Murphy, an ex-prosecutor and a TV legal analyst, said it's time to shake up the system.
"Despite all the activism, the one thing we've never done is to mobilize around reporting more," Murphy said. "We can't do very much with the system until we ramp up basic reporting. It's hard to fix a problem you can't see."
The director of Boston-based Victim Advocacy and Research Group, Murphy said only 10 percent to 15 percent of victims report sex crimes - about the same as 40 years ago. Victims fear being blamed and shamed, and they perceive the legal process as painful and lengthy.
Whenever Rose speaks at an event, people inevitably line up to share their stories. When she spoke at Palatine's Harper College in March, a 19-year-old student said she was inspired finally to tell her mom about her abusive ex-boyfriend.
Many left the auditorium wearing bracelets similar to the plastic handcuffs Koppa used on Rose. For many years, seeing the object triggered feelings of being trapped and powerlessness for Rose, leading her to cocreate The Binding Project. People write a word of empowerment on one bracelet to be worn and the same word on a bracelet that's added to a sculpturelike art piece in Chicago.
Strength, hope and power were popular words with Harper students.
It took eight years, but Rose finally sought counseling after the incident. Her activism has been therapeutic, but symptoms of post-traumatic stress disorder started to creep up.
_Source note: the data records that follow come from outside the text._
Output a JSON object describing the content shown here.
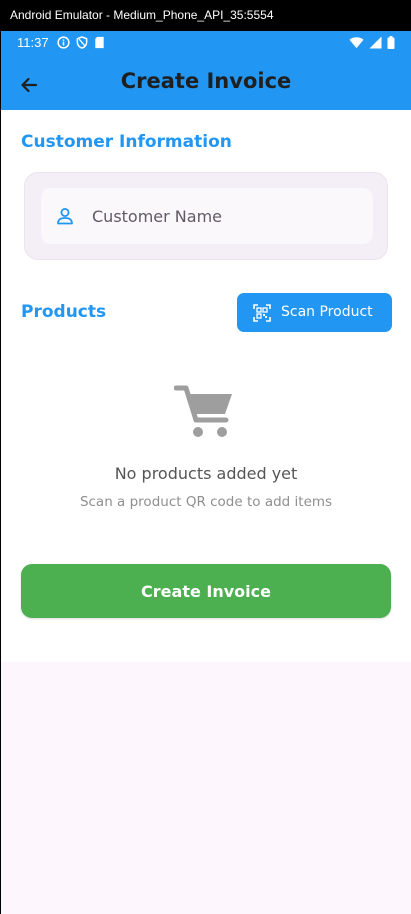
{
  "window": {
    "title": "Android Emulator - Medium_Phone_API_35:5554"
  },
  "status_bar": {
    "time": "11:37",
    "left_icons": [
      "info-icon",
      "shield-icon",
      "sim-card-icon"
    ],
    "right_icons": [
      "wifi-icon",
      "cell-signal-icon",
      "battery-icon"
    ]
  },
  "app_bar": {
    "title": "Create Invoice",
    "back_icon": "arrow-back-icon",
    "color": "#2196f3"
  },
  "customer_section": {
    "title": "Customer Information",
    "field": {
      "placeholder": "Customer Name",
      "value": "",
      "icon": "person-icon"
    }
  },
  "products_section": {
    "title": "Products",
    "scan_button": {
      "label": "Scan Product",
      "icon": "qr-scan-icon"
    },
    "empty_state": {
      "icon": "shopping-cart-icon",
      "title": "No products added yet",
      "subtitle": "Scan a product QR code to add items"
    }
  },
  "actions": {
    "create_button": {
      "label": "Create Invoice",
      "color": "#4caf50"
    }
  }
}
She wants to know how long Koppa was stalking her, how he knew her dress size and why. He didn't respond to a letter she wrote to him in prison.
Despite the trauma, Rose is a confident, well-adjusted woman. She's recently engaged and works full time at a software company in Chicago.
Last month, in Addison, she had a reunion of sorts. PAVE hosted its first awards banquet honoring Ryan, the former attorney general, and Cook County Sheriff Tom Dart. In attendance was the family of Julie Angel, the 15-year-old girl Koppa killed in 1980. Rose hadn't seen them in years.
The event served as a fundraiser for PAVE, which is earning a national reputation for its grass-roots community work. Whether it's talking to Conant High School's women's studies class, putting on self-defense classes or collaborating on international conferences, Rose and her team vow to keep using social, educational and legislative tactics to prevent sexual violence.